Er legte sie alle drei über Seite und erzählte lächelnd dem Senator von seinen verschiedenen Erlebnissen, auch von dem hübschen Hause am Wall. Sein Wirt hatte sich zu ihm gesetzt und ihm anfangs bloß höflich, dann lächelnd zugehört.

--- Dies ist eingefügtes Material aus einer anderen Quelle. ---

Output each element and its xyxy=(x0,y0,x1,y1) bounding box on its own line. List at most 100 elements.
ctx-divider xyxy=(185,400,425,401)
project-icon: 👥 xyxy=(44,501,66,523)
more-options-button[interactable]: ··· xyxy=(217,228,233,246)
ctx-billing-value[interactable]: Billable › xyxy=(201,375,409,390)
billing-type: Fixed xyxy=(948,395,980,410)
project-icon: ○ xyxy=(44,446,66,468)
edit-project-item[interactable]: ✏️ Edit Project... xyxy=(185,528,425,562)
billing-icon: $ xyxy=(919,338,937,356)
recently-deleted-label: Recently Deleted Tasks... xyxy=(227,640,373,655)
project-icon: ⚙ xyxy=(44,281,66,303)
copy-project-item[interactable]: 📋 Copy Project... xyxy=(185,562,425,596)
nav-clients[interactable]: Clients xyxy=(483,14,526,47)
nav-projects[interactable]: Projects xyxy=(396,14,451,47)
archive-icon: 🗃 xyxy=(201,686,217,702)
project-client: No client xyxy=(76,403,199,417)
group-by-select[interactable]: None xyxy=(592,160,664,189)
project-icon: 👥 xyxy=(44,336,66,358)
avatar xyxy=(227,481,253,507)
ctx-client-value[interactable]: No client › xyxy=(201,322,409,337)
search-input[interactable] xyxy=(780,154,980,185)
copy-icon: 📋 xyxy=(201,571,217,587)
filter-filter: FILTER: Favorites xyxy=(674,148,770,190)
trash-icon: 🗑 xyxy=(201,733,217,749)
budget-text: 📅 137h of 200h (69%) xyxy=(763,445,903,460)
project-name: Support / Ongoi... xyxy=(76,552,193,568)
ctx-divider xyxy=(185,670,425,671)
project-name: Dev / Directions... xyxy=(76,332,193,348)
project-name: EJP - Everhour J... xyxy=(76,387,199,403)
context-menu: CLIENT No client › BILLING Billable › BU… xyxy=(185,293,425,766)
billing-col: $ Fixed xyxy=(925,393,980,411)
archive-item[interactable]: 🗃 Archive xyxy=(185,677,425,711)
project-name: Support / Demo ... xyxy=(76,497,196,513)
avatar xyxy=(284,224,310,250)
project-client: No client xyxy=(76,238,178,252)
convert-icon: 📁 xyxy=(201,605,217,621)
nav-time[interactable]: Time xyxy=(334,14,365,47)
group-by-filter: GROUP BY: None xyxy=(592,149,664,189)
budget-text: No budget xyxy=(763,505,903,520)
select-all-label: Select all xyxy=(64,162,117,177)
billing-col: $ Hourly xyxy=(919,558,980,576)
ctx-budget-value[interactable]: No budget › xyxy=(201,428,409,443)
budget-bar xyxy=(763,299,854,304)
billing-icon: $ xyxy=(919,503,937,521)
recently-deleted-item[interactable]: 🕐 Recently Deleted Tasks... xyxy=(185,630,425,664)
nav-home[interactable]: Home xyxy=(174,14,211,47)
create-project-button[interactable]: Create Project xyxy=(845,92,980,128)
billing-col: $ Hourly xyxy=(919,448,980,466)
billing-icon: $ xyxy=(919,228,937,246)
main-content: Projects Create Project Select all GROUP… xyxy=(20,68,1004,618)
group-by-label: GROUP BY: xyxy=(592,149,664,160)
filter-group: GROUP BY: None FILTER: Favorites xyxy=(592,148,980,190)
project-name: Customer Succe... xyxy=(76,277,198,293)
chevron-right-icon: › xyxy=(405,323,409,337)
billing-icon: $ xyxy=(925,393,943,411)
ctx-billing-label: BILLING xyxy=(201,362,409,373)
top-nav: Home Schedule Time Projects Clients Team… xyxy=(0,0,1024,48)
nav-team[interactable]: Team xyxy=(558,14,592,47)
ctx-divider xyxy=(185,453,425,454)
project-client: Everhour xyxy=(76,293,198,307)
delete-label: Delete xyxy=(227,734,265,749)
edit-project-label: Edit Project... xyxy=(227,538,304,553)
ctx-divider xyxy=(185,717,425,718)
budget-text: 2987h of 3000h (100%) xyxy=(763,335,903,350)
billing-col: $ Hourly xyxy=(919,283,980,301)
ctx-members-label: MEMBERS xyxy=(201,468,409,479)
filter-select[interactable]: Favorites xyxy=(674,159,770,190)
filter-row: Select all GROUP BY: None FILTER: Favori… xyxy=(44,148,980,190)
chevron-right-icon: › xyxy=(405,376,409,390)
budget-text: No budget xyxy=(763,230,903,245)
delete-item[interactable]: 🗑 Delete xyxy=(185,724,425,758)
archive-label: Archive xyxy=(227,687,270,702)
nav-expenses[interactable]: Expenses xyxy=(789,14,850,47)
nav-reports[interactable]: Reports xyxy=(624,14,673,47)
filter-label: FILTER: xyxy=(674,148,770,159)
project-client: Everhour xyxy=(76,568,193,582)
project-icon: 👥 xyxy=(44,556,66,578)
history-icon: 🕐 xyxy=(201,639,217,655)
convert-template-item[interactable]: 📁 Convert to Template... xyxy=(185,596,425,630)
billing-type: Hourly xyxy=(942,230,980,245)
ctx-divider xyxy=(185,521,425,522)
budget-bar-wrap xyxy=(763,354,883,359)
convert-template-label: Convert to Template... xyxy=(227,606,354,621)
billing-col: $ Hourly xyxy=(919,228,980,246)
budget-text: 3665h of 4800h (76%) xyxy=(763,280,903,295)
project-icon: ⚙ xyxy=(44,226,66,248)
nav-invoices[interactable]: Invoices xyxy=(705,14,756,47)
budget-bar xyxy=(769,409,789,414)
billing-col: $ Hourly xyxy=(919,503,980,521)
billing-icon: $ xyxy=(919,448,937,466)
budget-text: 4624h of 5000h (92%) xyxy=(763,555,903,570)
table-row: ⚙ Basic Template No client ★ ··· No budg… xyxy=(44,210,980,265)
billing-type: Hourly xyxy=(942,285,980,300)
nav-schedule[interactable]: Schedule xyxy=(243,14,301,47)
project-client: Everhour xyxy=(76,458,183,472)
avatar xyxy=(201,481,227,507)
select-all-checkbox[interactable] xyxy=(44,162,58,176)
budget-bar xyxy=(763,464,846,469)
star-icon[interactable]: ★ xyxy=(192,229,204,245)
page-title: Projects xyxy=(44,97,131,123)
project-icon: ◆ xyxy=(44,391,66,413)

»Ich kenne die wenigsten der Personen, die Sie besucht haben; meine Verhältnisse schließen mich zu sehr von allen diesen Leuten ab; nur die Familie Baum ist mir bekannt. Sie ist hier nicht besonders beliebt, aber die Urteile einer kleinen Stadt sind nicht immer weise. Richten Sie sich nicht ganz nach denselben, Herr Doktor. Ich für mein Teil habe namentlich gegen Frau Baum große Verpflichtungen, es ist eine edle, hochherzige Dame, wenn auch vielleicht in ihrem Auftreten etwas exzentrisch – etwas, nun Herr Doktor, etwas anders wie alle Leute.«
»Nun ich werde sie ja wohl später noch kennenlernen.« –
»Vielleicht, vielleicht auch nicht. Die Dame lebt sehr abgeschlossen in ihrem Familienkreise. Sie hat zwei liebe Kinder, zwei Mädchen, die sie selbst unterrichtet, dazu ist ihre Haushaltung nicht klein. Gesellschaften gibt die Familie gar nicht, Fremde finden selten, fast nie Zutritt; wem es aber gelingt, einmal festen Fuß dort zu fassen, der wird gleichsam Familienglied und ist sicherlich beneidenswert, obgleich ihm dadurch beinahe die andere Geselligkeit in unserem Städtchen verschlossen wird. Auch ich komme häufig dorthin. Die Frau Rätin war vor Jahren unsre Nachbarin und ist jetzt noch meine werte Freundin. Sie hat mir viel Liebes und Gutes erwiesen, mir und manchem andern«, setzte er mit einem Seufzer hinzu.
»Und der Rat Baum?« fragte der Doktor.
»Ah der ist ein ganz wackerer, respektabler Mann, etwas eigen und wunderlich. Mein Neffe, der Postsekretär, spielt oft mit ihm Schach oder Piquet manchen lieben schönen Abend, die Frau Rätin sieht es gern, wenn ihr Mann durch so etwas beschäftigt und angeregt wird. Ich selbst komme viel mit dem Rat zusammen, er findet Vergnügen an Chemie und das ist, wie ich Ihnen schon gestern sagte, meine Fachwissenschaft, denn ich bin Färber; aber sie ist auch mein Steckenpferd«, setzte er hinzu und sah ernst vor sich nieder, »ja und viel, viel hat dies Steckenpferd mir schon gekostet.«
Des Mannes Stirne war wieder so seltsam bleich geworden, wie es Franke schon einmal an ihm bemerkt hatte, wieder wischte er sich die perlenden Schweißtropfen und seine Augen glänzten unheimlich. Ein tiefes schweres Leid schien auf seiner Seele zu lasten. Der steife altfränkische Ausdruck machte einem Ausdruck bittern Wehs Platz in den breiten gutmütigen Zügen, ja momentan blitzte etwas durch dieselben, das wie Groll und Hass erschien. In solchen Augenblicken weckte des Gesicht des märkischen Pfahlbürgers Erinnerungen an die Züge gewisser Personen, die er in Italien gekannt und richtig – wenn er so von der Seite aufblickte, so das Auge von ihm abwandte mit einem Zusammenziehen der buschigen Brauen, sah er genau aus wie Jacopo, der tolle Maler, der ihm und seinem Freunde in Venedig so viel Interesse eingeflößt, mit dem sie zusammen so manche köstliche Sommernacht auf den Wellen des Canale grande verschwärmt hatten.
»Wenn es Ihnen Vergnügen macht – Sie sind ja Arzt und müssen deshalb schon gewissermaßen Freund von den Naturwissenschaften sein – so sehen Sie sich gelegentlich einmal mein Laboratorium an«, sagte der Senator, als er den Blick bemerkte, den Franke auf ihn geheftet hatte, »wir sprachen ja von Chemie, nicht wahr, Herr Doktor?« –
Franke bejahte es und sein Hauswirt erhob sich und sagte ihm mit einer steifen altmodischen Verbeugung gute Nacht.